As a further difference with previous comparative studies [10], the correlation between 18F-flutemetamol and 11C-PIB SUVR values in SWM (Table 2) was higher than previously observed (in [10] r = 0.36). The definition of the WM VOI may have been more accurate in the current study as it was based on the MRI. A WM VOI that is defined based on PET may be affected by spillover between GM and WM and this may differ between 18F-flutemetamol and 11C-PIB, yielding lower correlations in previous studies [10].
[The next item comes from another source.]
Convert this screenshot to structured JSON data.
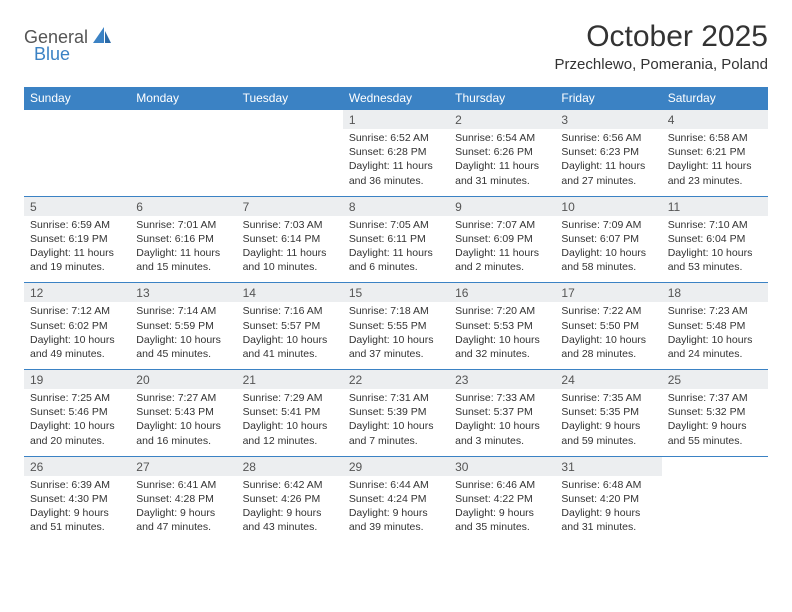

We also evaluated how differences in the analysis method affected the concordance and the correlation with 11C-PIB. PVC did not substantially alter correlations between 18F-flutemetamol and 11C-PIB in neocortical VOIs, but affected the correlation in striatum and medial temporal cortex in a positive sense. The latter area is known to be particularly susceptible to partial volume effects. Second, using the pons as a reference region resulted in substantially lower correlations between 18F-flutemetamol and 11C-PIB in neocortical regions (Table 2). Only in striatum, medial temporal cortex and SWM did the pons as a reference region yield better correlations (Table 2). Finally, the correlations of SUVRs were the same when 18F-flutemetamol and 11C-PIB scans were analysed with a purely PET-based method [20] compared to our MRI-based method [16] (Table 2). It however is worth noting that the slopes for the correlations between 18F-flutemetamol and 11C-PIB were substantially lower for the purely PET-based method than when MRI was used to independently define the regions to be used for analysis of the two PET modalities.

Practical implications

The FDA and EMA approvals of amyloid imaging are for visual reads and are restricted to patients with cognitive decline. For research use in cognitively intact individuals, our findings suggest that semiquantitative assessment would be preferable above visual reads. In cognitively intact older individuals cerebellar GM would be the preferred reference region compared with the pons. PVC would be advantageous for evaluation of medial temporal cortex and subcortical regions. Concordance between 18F-flutemetamol and 11C-PIB was better when regions were based on MRI rather than for PET-based regions.

Conclusion

Our study of amyloid markers in asymptomatic older adults provides evidence that semiquantitative measures of 18F-flutemetamol with cerebellar GM as a reference are closely similar to what one would obtain if 11C-PIB was used, in particular if MRI is used to define the regions of interest. Concordance for visual reads tended to be less convincing in this population.